Featured Interview With Elizabeth Mitchell
Tell us a little about yourself. Where were you raised? Where do you live now?
I’m married with two furbutts, though I believe we are the ones being had. I’ve been lucky in love, finding my husband before I was twenty-five and adopting my two boy cats shortly after our magical North Carolinian castle wedding.
My family and I live in Vancouver, Washington. We love the Pacific Northwest. Though I was an Army brat, I spent most of the years I can remember in Louisiana and North Carolina. I do have some good memories from my time in Germany though.
At what age did you realize your fascination with books? When did you start writing?
Around age ten I was a voracious reader of Wishbone and writer in a color-your-own unicorn journal. Stories filled the half-colored-in book until I turned eleven. By twelve, I didn’t read or write for recreation.
It wasn’t until I was fourteen, on the edge of suicide, that I picked up the pen again. Poems poured out of me–bad poems. Stories came next–bad stories. I read all of the time–vampire romance novels. Life and boyfriends and a career change got in the way, and I lost it again around eighteen.
Years later, I was laid up from a major shoulder surgery with my right arm in a sling that I dove back in; I was twenty-three. In a month, I wrote a novel edited a novel. Needless to say, the pain medication made me think my rambles were Pulitzer-worthy.
But since then, I’ve been writing–sober, mostly.
Who are your favorite authors to read? What is your favorite genre to read. Who Inspires you in your writings?
My favorite genres are crime fiction and paranormal romance. I know using crime fiction is a cop-out. But I don’t know whether I like suspense, thriller, or mystery better. As for authors, there are so many I love. Carlos Ruis Zafon, Gillian Flynn, and Charlaine Harris have all made a great impact on me.
No author inspires me more than another, despite some leaving a larger impression. I feel like all authors have a line, paragraph, story arc, or character I can get inspired from. My dreams bring about more of my stories than anything, though.
Tell us a little about your latest book?
sweethearts–the lowercase is on purpose as the letters are meant to be written in candy conversation hearts–is a psychological suspense novel unlike anything I’ve ever written and exactly what I’ve wanted write since I decided to become an author. I had the idea when I was sixteen, long before I decided to write. In my teenage mind, I pictured it as a film. When it felt ready, I sat down and wrote. It took a year and a half from start to finish. Half-way through I added a character that turned part of the story upside down, so I had serious work to do. It was frustrating and rewarding; I put in the work, and I’m happy I did.
It’s from two main first-person perspectives with a few other key voices chiming in once in a while. Ada and Sam are the main characters.
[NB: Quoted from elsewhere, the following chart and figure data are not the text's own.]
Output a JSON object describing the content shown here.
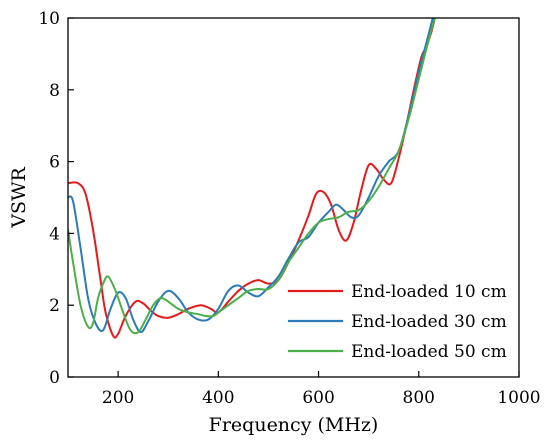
{
  "chart_data": {
    "type": "line",
    "title": "",
    "xlabel": "Frequency (MHz)",
    "ylabel": "VSWR",
    "xlim": [
      100,
      1000
    ],
    "ylim": [
      0,
      10
    ],
    "x_ticks": [
      200,
      400,
      600,
      800,
      1000
    ],
    "y_ticks": [
      0,
      2,
      4,
      6,
      8,
      10
    ],
    "grid": false,
    "legend_position": "lower-right",
    "series": [
      {
        "name": "End-loaded 10 cm",
        "color": "#e41a1c",
        "x": [
          100,
          120,
          135,
          150,
          165,
          175,
          190,
          200,
          215,
          235,
          250,
          265,
          280,
          300,
          320,
          340,
          365,
          385,
          400,
          420,
          440,
          460,
          480,
          500,
          520,
          540,
          560,
          580,
          595,
          610,
          625,
          640,
          655,
          670,
          685,
          700,
          715,
          730,
          745,
          760,
          775,
          790,
          805,
          815,
          825,
          832
        ],
        "y": [
          5.4,
          5.4,
          5.1,
          4.1,
          2.7,
          1.8,
          1.15,
          1.2,
          1.7,
          2.1,
          2.05,
          1.85,
          1.7,
          1.65,
          1.75,
          1.9,
          2.0,
          1.9,
          1.8,
          2.1,
          2.4,
          2.6,
          2.7,
          2.6,
          2.7,
          3.2,
          3.8,
          4.5,
          5.1,
          5.15,
          4.8,
          4.1,
          3.8,
          4.3,
          5.2,
          5.9,
          5.8,
          5.5,
          5.4,
          6.1,
          7.0,
          8.0,
          8.9,
          9.2,
          9.6,
          10.0
        ]
      },
      {
        "name": "End-loaded 30 cm",
        "color": "#2b7bb9",
        "x": [
          100,
          110,
          125,
          140,
          155,
          170,
          185,
          200,
          215,
          230,
          245,
          260,
          280,
          300,
          320,
          340,
          360,
          380,
          400,
          420,
          440,
          460,
          480,
          500,
          520,
          540,
          560,
          580,
          600,
          620,
          635,
          650,
          665,
          680,
          700,
          720,
          740,
          760,
          780,
          800,
          815,
          828
        ],
        "y": [
          5.0,
          4.9,
          3.6,
          2.2,
          1.5,
          1.3,
          1.9,
          2.35,
          2.2,
          1.6,
          1.25,
          1.55,
          2.1,
          2.4,
          2.2,
          1.8,
          1.6,
          1.6,
          1.9,
          2.4,
          2.55,
          2.35,
          2.25,
          2.5,
          2.8,
          3.3,
          3.75,
          3.9,
          4.3,
          4.6,
          4.8,
          4.65,
          4.45,
          4.5,
          5.0,
          5.6,
          6.0,
          6.3,
          7.3,
          8.5,
          9.3,
          10.0
        ]
      },
      {
        "name": "End-loaded 50 cm",
        "color": "#4daf4a",
        "x": [
          100,
          110,
          125,
          140,
          150,
          160,
          170,
          180,
          195,
          210,
          225,
          240,
          255,
          270,
          285,
          300,
          320,
          340,
          360,
          375,
          390,
          405,
          420,
          440,
          460,
          480,
          500,
          520,
          540,
          560,
          580,
          600,
          620,
          640,
          660,
          680,
          700,
          720,
          740,
          760,
          780,
          800,
          818,
          832
        ],
        "y": [
          4.1,
          3.2,
          2.0,
          1.4,
          1.5,
          2.2,
          2.6,
          2.8,
          2.4,
          1.8,
          1.3,
          1.25,
          1.6,
          2.0,
          2.2,
          2.1,
          1.9,
          1.8,
          1.75,
          1.7,
          1.7,
          1.85,
          2.0,
          2.2,
          2.4,
          2.45,
          2.45,
          2.7,
          3.2,
          3.6,
          4.0,
          4.3,
          4.4,
          4.45,
          4.6,
          4.65,
          4.9,
          5.3,
          5.8,
          6.3,
          7.2,
          8.3,
          9.3,
          10.0
        ]
      }
    ]
  }
}
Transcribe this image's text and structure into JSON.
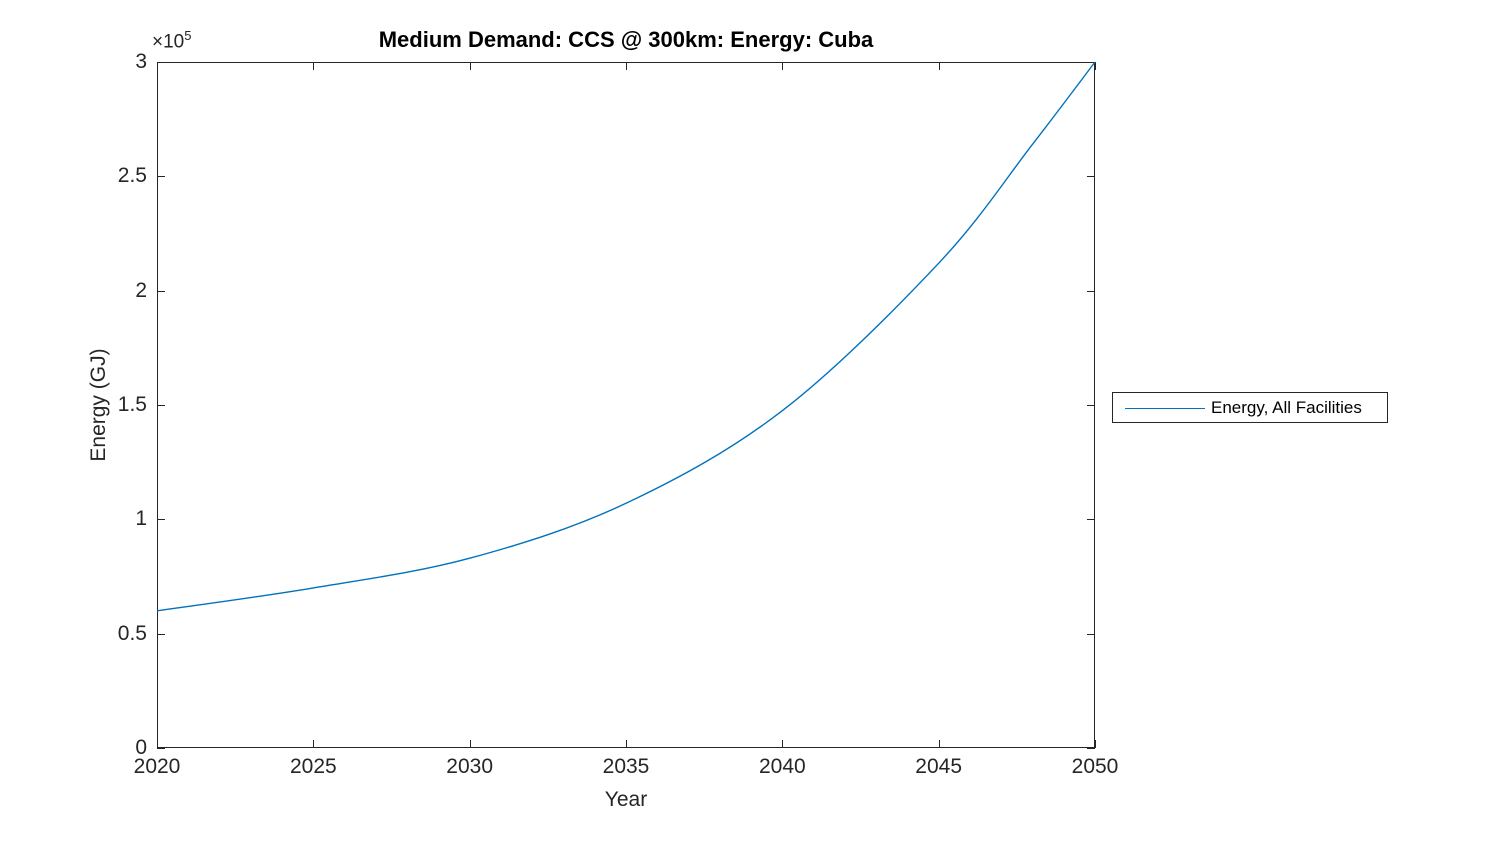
{
  "figure": {
    "title": "Medium Demand: CCS @ 300km: Energy: Cuba",
    "background": "#ffffff"
  },
  "axes": {
    "xlabel": "Year",
    "ylabel": "Energy (GJ)",
    "y_exponent": {
      "base": "×10",
      "power": "5"
    },
    "x_tick_labels": [
      "2020",
      "2025",
      "2030",
      "2035",
      "2040",
      "2045",
      "2050"
    ],
    "y_tick_labels": [
      "0",
      "0.5",
      "1",
      "1.5",
      "2",
      "2.5",
      "3"
    ],
    "axis_color": "#262626",
    "box": true,
    "grid": false
  },
  "legend": {
    "label": "Energy, All Facilities",
    "border_color": "#262626",
    "position": "right-outside"
  },
  "colors": {
    "line": "#0072BD",
    "axis": "#262626",
    "title": "#000000"
  },
  "chart_data": {
    "type": "line",
    "title": "Medium Demand: CCS @ 300km: Energy: Cuba",
    "xlabel": "Year",
    "ylabel": "Energy (GJ)",
    "xlim": [
      2020,
      2050
    ],
    "ylim": [
      0,
      300000
    ],
    "x_ticks": [
      2020,
      2025,
      2030,
      2035,
      2040,
      2045,
      2050
    ],
    "y_ticks": [
      0,
      50000,
      100000,
      150000,
      200000,
      250000,
      300000
    ],
    "grid": false,
    "legend_position": "right-outside",
    "series": [
      {
        "name": "Energy, All Facilities",
        "color": "#0072BD",
        "x": [
          2020,
          2025,
          2030,
          2035,
          2040,
          2045,
          2048,
          2050
        ],
        "y": [
          60000,
          70000,
          83000,
          107000,
          147500,
          212000,
          264000,
          300000
        ]
      }
    ]
  }
}
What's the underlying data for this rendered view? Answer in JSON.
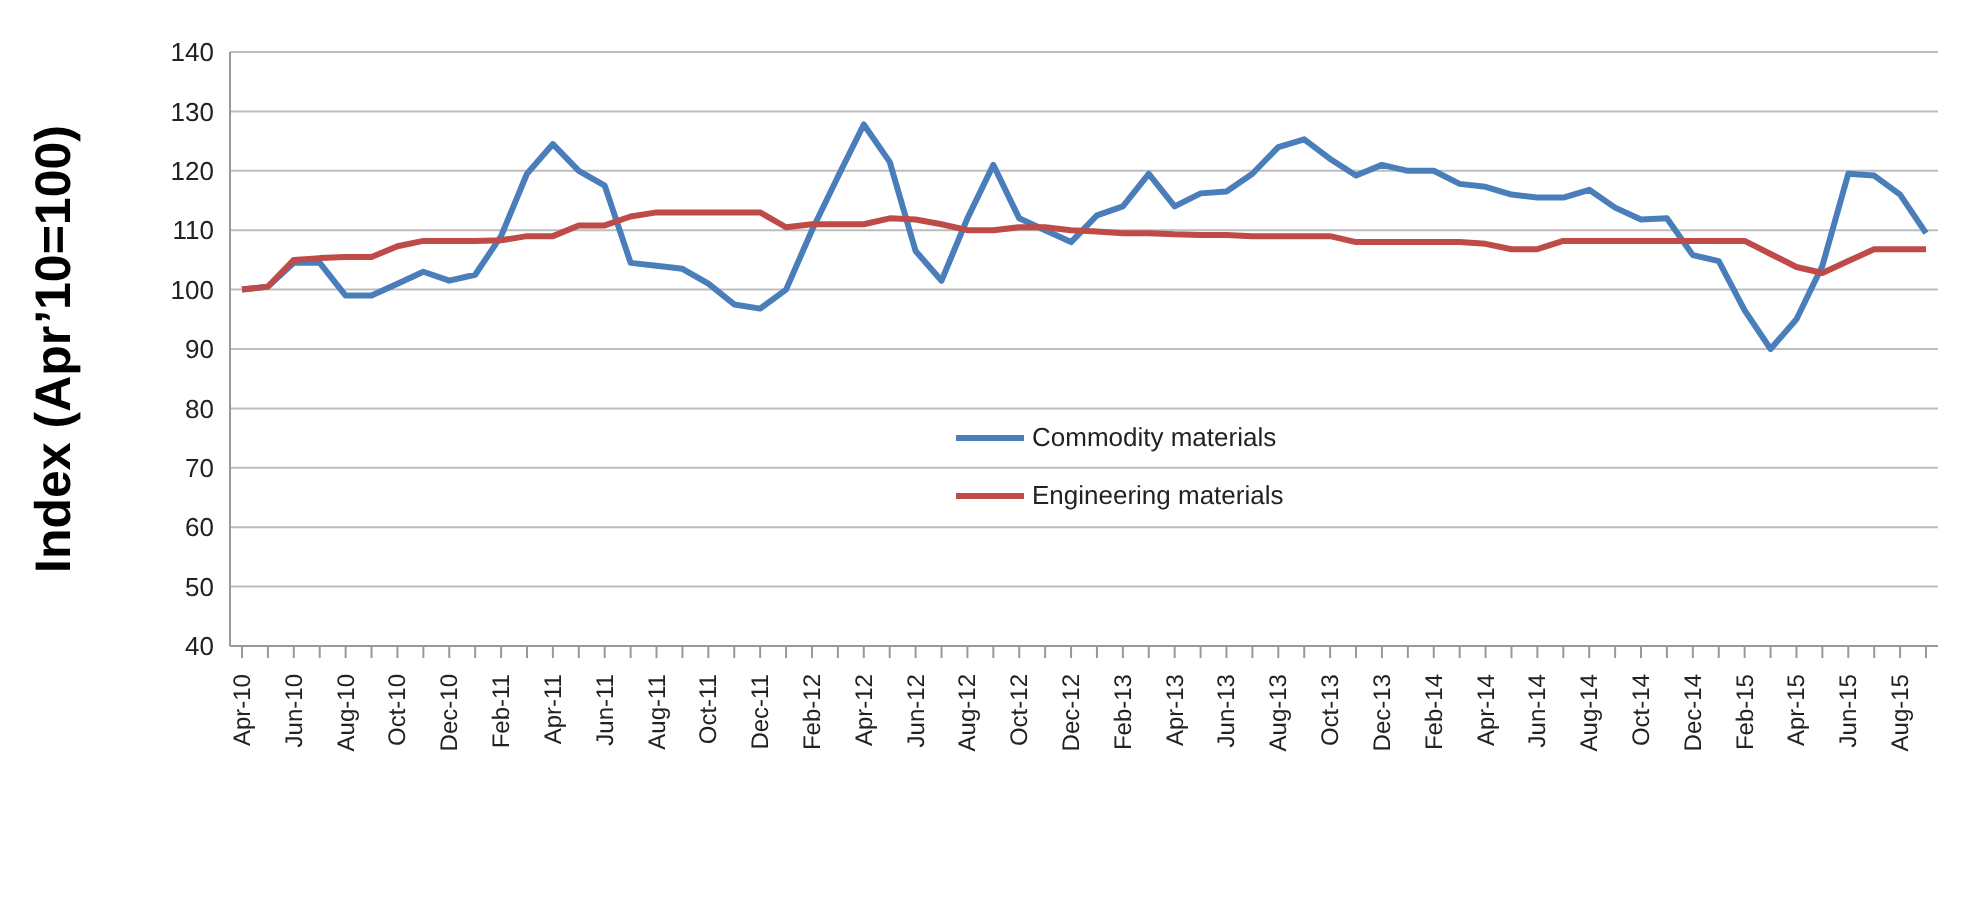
{
  "chart_data": {
    "type": "line",
    "ylabel": "Index (Apr’10=100)",
    "categories": [
      "Apr-10",
      null,
      "Jun-10",
      null,
      "Aug-10",
      null,
      "Oct-10",
      null,
      "Dec-10",
      null,
      "Feb-11",
      null,
      "Apr-11",
      null,
      "Jun-11",
      null,
      "Aug-11",
      null,
      "Oct-11",
      null,
      "Dec-11",
      null,
      "Feb-12",
      null,
      "Apr-12",
      null,
      "Jun-12",
      null,
      "Aug-12",
      null,
      "Oct-12",
      null,
      "Dec-12",
      null,
      "Feb-13",
      null,
      "Apr-13",
      null,
      "Jun-13",
      null,
      "Aug-13",
      null,
      "Oct-13",
      null,
      "Dec-13",
      null,
      "Feb-14",
      null,
      "Apr-14",
      null,
      "Jun-14",
      null,
      "Aug-14",
      null,
      "Oct-14",
      null,
      "Dec-14",
      null,
      "Feb-15",
      null,
      "Apr-15",
      null,
      "Jun-15",
      null,
      "Aug-15",
      null
    ],
    "series": [
      {
        "name": "Commodity materials",
        "color": "#4a7ebb",
        "values": [
          100,
          100.5,
          104.5,
          104.5,
          99,
          99,
          101,
          103,
          101.5,
          102.5,
          109,
          119.5,
          124.5,
          120,
          117.5,
          104.5,
          104,
          103.5,
          101,
          97.5,
          96.8,
          100,
          110,
          119,
          127.8,
          121.5,
          106.5,
          101.5,
          112,
          121,
          112,
          110,
          108,
          112.5,
          114,
          119.5,
          114,
          116.2,
          116.5,
          119.5,
          124,
          125.3,
          122,
          119.2,
          121,
          120,
          120,
          117.8,
          117.3,
          116,
          115.5,
          115.5,
          116.8,
          113.8,
          111.8,
          112,
          105.8,
          104.8,
          96.5,
          90,
          95,
          104,
          119.5,
          119.2,
          116,
          109.5
        ]
      },
      {
        "name": "Engineering materials",
        "color": "#be4b48",
        "values": [
          100,
          100.5,
          105,
          105.3,
          105.5,
          105.5,
          107.3,
          108.2,
          108.2,
          108.2,
          108.3,
          109,
          109,
          110.8,
          110.8,
          112.3,
          113,
          113,
          113,
          113,
          113,
          110.5,
          111,
          111,
          111,
          112,
          111.8,
          111,
          110,
          110,
          110.5,
          110.5,
          110,
          109.8,
          109.5,
          109.5,
          109.3,
          109.2,
          109.2,
          109,
          109,
          109,
          109,
          108,
          108,
          108,
          108,
          108,
          107.7,
          106.8,
          106.8,
          108.2,
          108.2,
          108.2,
          108.2,
          108.2,
          108.2,
          108.2,
          108.2,
          106,
          103.8,
          102.8,
          104.8,
          106.8,
          106.8,
          106.8
        ]
      }
    ],
    "ylim": [
      40,
      140
    ],
    "yticks": [
      40,
      50,
      60,
      70,
      80,
      90,
      100,
      110,
      120,
      130,
      140
    ],
    "grid": "y",
    "legend": "center",
    "marker": "none",
    "line_style": "solid"
  }
}
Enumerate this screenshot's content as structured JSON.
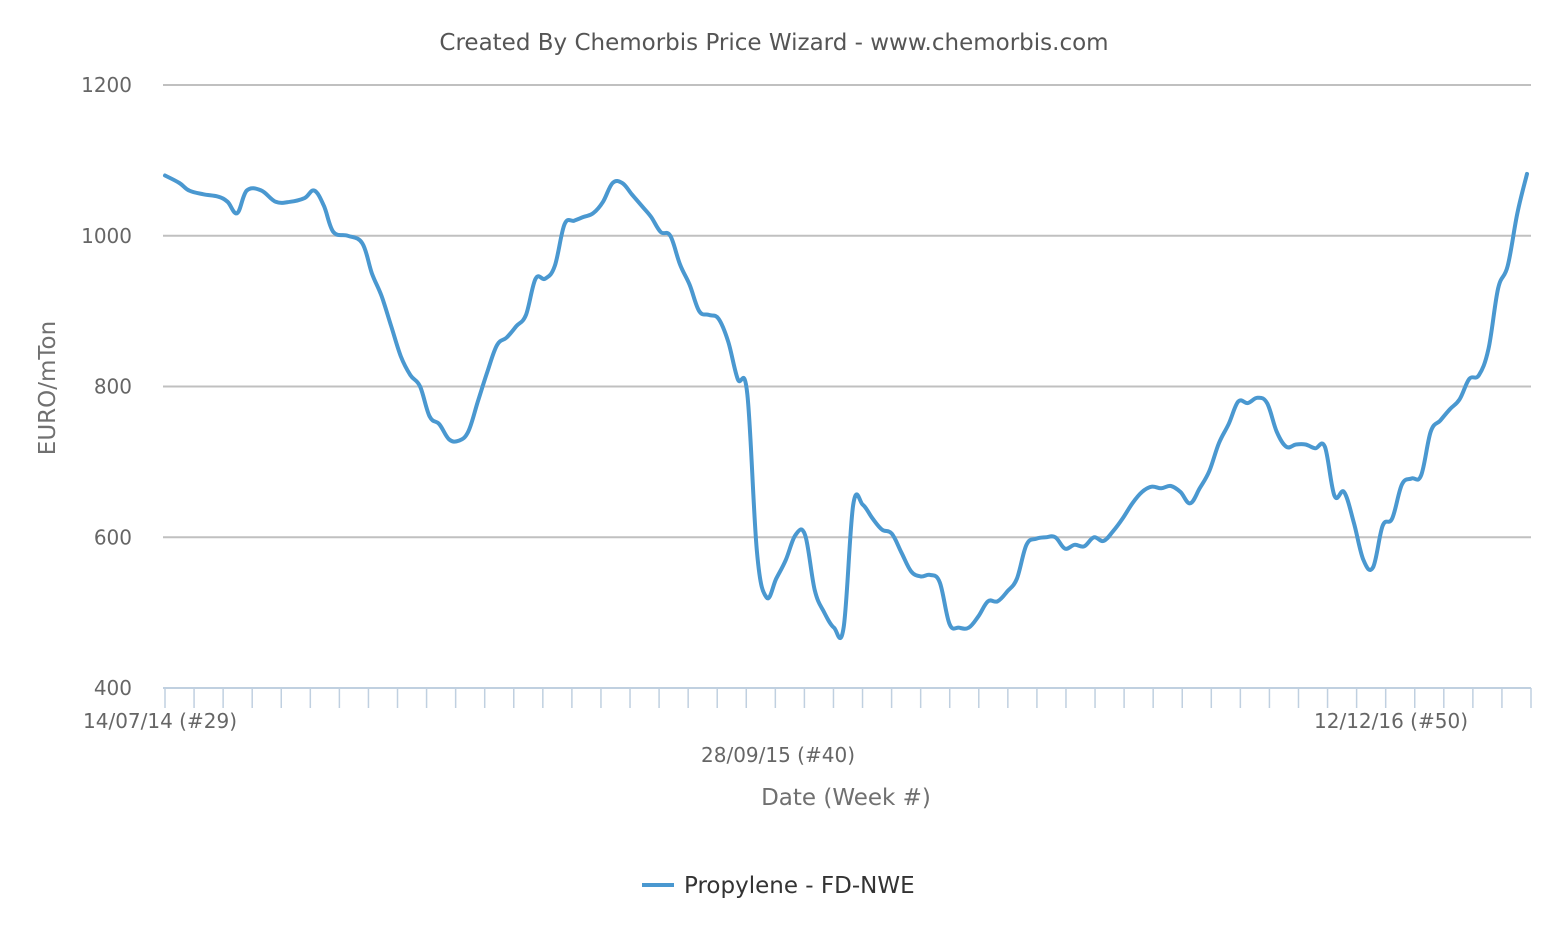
{
  "chart_data": {
    "type": "line",
    "title": "Created By Chemorbis Price Wizard - www.chemorbis.com",
    "xlabel": "Date (Week #)",
    "ylabel": "EURO/mTon",
    "ylim": [
      400,
      1200
    ],
    "yticks": [
      400,
      600,
      800,
      1000,
      1200
    ],
    "grid": true,
    "legend_position": "bottom-center",
    "series_color": "#4a98d0",
    "x_tick_labels": [
      {
        "label": "14/07/14 (#29)",
        "x": 0
      },
      {
        "label": "28/09/15 (#40)",
        "x": 63
      },
      {
        "label": "12/12/16 (#50)",
        "x": 126
      }
    ],
    "x_count": 136,
    "series": [
      {
        "name": "Propylene - FD-NWE",
        "points": [
          [
            0,
            1080
          ],
          [
            1.5,
            1070
          ],
          [
            2.5,
            1060
          ],
          [
            4,
            1055
          ],
          [
            5.5,
            1052
          ],
          [
            6.5,
            1045
          ],
          [
            7.5,
            1030
          ],
          [
            8.5,
            1060
          ],
          [
            10,
            1060
          ],
          [
            11.5,
            1045
          ],
          [
            13,
            1045
          ],
          [
            14.5,
            1050
          ],
          [
            15.5,
            1060
          ],
          [
            16.5,
            1040
          ],
          [
            17.5,
            1005
          ],
          [
            19,
            1000
          ],
          [
            20.5,
            990
          ],
          [
            21.5,
            950
          ],
          [
            22.5,
            920
          ],
          [
            23.5,
            880
          ],
          [
            24.5,
            840
          ],
          [
            25.5,
            815
          ],
          [
            26.5,
            800
          ],
          [
            27.5,
            760
          ],
          [
            28.5,
            750
          ],
          [
            29.5,
            730
          ],
          [
            30.5,
            728
          ],
          [
            31.5,
            740
          ],
          [
            32.5,
            780
          ],
          [
            33.5,
            820
          ],
          [
            34.5,
            855
          ],
          [
            35.5,
            865
          ],
          [
            36.5,
            880
          ],
          [
            37.5,
            895
          ],
          [
            38.5,
            943
          ],
          [
            39.5,
            943
          ],
          [
            40.5,
            960
          ],
          [
            41.5,
            1015
          ],
          [
            42.5,
            1020
          ],
          [
            43.5,
            1025
          ],
          [
            44.5,
            1030
          ],
          [
            45.5,
            1045
          ],
          [
            46.5,
            1070
          ],
          [
            47.5,
            1070
          ],
          [
            48.5,
            1055
          ],
          [
            49.5,
            1040
          ],
          [
            50.5,
            1025
          ],
          [
            51.5,
            1005
          ],
          [
            52.5,
            1000
          ],
          [
            53.5,
            962
          ],
          [
            54.5,
            935
          ],
          [
            55.5,
            900
          ],
          [
            56.5,
            895
          ],
          [
            57.5,
            890
          ],
          [
            58.5,
            860
          ],
          [
            59.5,
            810
          ],
          [
            60.5,
            790
          ],
          [
            61.5,
            580
          ],
          [
            62.5,
            520
          ],
          [
            63.5,
            545
          ],
          [
            64.5,
            570
          ],
          [
            65.5,
            603
          ],
          [
            66.5,
            603
          ],
          [
            67.5,
            530
          ],
          [
            68.5,
            500
          ],
          [
            69.5,
            480
          ],
          [
            70.5,
            480
          ],
          [
            71.5,
            643
          ],
          [
            72.5,
            643
          ],
          [
            73.5,
            625
          ],
          [
            74.5,
            610
          ],
          [
            75.5,
            605
          ],
          [
            76.5,
            580
          ],
          [
            77.5,
            555
          ],
          [
            78.5,
            548
          ],
          [
            79.5,
            550
          ],
          [
            80.5,
            540
          ],
          [
            81.5,
            485
          ],
          [
            82.5,
            480
          ],
          [
            83.5,
            480
          ],
          [
            84.5,
            495
          ],
          [
            85.5,
            515
          ],
          [
            86.5,
            515
          ],
          [
            87.5,
            528
          ],
          [
            88.5,
            545
          ],
          [
            89.5,
            590
          ],
          [
            90.5,
            598
          ],
          [
            91.5,
            600
          ],
          [
            92.5,
            600
          ],
          [
            93.5,
            585
          ],
          [
            94.5,
            590
          ],
          [
            95.5,
            588
          ],
          [
            96.5,
            600
          ],
          [
            97.5,
            595
          ],
          [
            98.5,
            608
          ],
          [
            99.5,
            625
          ],
          [
            100.5,
            645
          ],
          [
            101.5,
            660
          ],
          [
            102.5,
            667
          ],
          [
            103.5,
            665
          ],
          [
            104.5,
            668
          ],
          [
            105.5,
            660
          ],
          [
            106.5,
            645
          ],
          [
            107.5,
            665
          ],
          [
            108.5,
            688
          ],
          [
            109.5,
            725
          ],
          [
            110.5,
            750
          ],
          [
            111.5,
            780
          ],
          [
            112.5,
            778
          ],
          [
            113.5,
            785
          ],
          [
            114.5,
            778
          ],
          [
            115.5,
            740
          ],
          [
            116.5,
            720
          ],
          [
            117.5,
            723
          ],
          [
            118.5,
            723
          ],
          [
            119.5,
            718
          ],
          [
            120.5,
            720
          ],
          [
            121.5,
            655
          ],
          [
            122.5,
            660
          ],
          [
            123.5,
            620
          ],
          [
            124.5,
            570
          ],
          [
            125.5,
            560
          ],
          [
            126.5,
            615
          ],
          [
            127.5,
            625
          ],
          [
            128.5,
            670
          ],
          [
            129.5,
            678
          ],
          [
            130.5,
            682
          ],
          [
            131.5,
            740
          ],
          [
            132.5,
            755
          ],
          [
            133.5,
            770
          ],
          [
            134.5,
            783
          ],
          [
            135.5,
            810
          ],
          [
            136.5,
            815
          ],
          [
            137.5,
            850
          ],
          [
            138.5,
            930
          ],
          [
            139.5,
            960
          ],
          [
            140.5,
            1030
          ],
          [
            141.5,
            1082
          ]
        ]
      }
    ]
  }
}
You hear from them in first person, sinking deep into the psyche of a fractured woman and a serial killer.
Twenty-nine years after finding Laura Hurst in a frozen lake, Ada Bailey decides it’s time to revisit Lynn Pond and confront the past. But Silynn holds more than memories.
Decades-old secrets tumble out as Ada explores the town she was sent away from. Her return dredges up more than sordid pieces of the townsfolk’s lives, though. Sam Pruette, a collector of innocents, worries Ada may remember details from that frigid day in November of 1988.
Laura was only the first sweetheart.